Enhanced spin accumulation at room temperature in graphene spin valves with amorphous carbon interfacial layers

TL;DR

This study shows that adding an amorphous carbon layer at the ferromagnet-graphene interface significantly boosts spin accumulation at room temperature, with enhancements up to 10,000 times, enabling high current densities without degradation.

Contribution

It introduces a method of using electron-beam induced amorphous carbon layers to greatly enhance spin accumulation in graphene spin valves at room temperature.

Findings

Spin accumulation enhanced by up to 10^4 times with amorphous carbon layers.

Large spin accumulations exceeding 500 microeVs achieved at room temperature.

Amorphous carbon interface withstands high current densities without degradation.

Abstract

We demonstrate a large enhancement of the spin accumulation in monolayer graphene following electron-beam induced deposition of an amorphous carbon layer at the ferromagnet-graphene interface.
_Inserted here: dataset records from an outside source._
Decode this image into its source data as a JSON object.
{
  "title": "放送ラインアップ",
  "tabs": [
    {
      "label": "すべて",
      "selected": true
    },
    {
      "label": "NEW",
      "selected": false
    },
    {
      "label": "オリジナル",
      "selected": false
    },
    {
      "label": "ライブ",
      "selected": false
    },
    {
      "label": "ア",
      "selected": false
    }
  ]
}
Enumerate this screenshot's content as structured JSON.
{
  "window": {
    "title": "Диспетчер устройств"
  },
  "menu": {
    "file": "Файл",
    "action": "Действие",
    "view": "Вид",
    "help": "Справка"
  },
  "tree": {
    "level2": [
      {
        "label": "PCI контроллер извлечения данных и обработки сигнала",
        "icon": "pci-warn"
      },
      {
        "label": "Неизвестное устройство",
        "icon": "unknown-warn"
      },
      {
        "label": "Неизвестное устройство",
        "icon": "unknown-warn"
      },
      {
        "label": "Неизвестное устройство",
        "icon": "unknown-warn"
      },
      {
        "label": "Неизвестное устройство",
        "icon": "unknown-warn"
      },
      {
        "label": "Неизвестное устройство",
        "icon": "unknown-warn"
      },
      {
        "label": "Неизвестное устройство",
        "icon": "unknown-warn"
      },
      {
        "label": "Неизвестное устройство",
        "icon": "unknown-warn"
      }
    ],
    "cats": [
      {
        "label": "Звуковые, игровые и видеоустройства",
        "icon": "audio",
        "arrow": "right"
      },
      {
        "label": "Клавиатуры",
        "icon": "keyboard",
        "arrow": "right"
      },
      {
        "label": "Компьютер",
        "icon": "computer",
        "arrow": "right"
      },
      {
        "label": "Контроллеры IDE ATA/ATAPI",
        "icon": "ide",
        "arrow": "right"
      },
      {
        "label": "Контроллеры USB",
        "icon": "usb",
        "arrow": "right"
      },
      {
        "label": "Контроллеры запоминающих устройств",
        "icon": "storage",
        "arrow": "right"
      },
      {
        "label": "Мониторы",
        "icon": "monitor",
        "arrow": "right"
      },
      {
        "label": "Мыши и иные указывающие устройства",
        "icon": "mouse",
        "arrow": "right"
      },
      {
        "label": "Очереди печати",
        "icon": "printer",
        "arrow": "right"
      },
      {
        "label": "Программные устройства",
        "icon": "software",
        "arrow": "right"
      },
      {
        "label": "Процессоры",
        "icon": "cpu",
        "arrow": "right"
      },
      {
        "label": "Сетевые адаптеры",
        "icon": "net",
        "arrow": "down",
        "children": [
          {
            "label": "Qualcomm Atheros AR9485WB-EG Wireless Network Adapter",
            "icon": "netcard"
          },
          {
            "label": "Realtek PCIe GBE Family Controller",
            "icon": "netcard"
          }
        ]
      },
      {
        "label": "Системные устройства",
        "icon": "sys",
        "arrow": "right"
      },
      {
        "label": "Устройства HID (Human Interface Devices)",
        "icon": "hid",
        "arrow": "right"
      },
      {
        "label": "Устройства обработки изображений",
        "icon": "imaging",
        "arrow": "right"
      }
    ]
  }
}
The enhancement is 10^4-fold when graphene is deposited onto poly(methyl metacrylate) (PMMA) and exposed with sufficient electron-beam dose to cross-link the PMMA, and 10^3-fold when graphene is deposited directly onto SiO2 and exposed with identical dose. We attribute the difference to a more efficient carbon deposition in the former case due to an increase in the presence of compounds containing carbon, which are released by the PMMA. The amorphous carbon interface can sustain very large current densities without degrading, which leads to very large spin accumulations exceeding 500 microeVs at room temperature.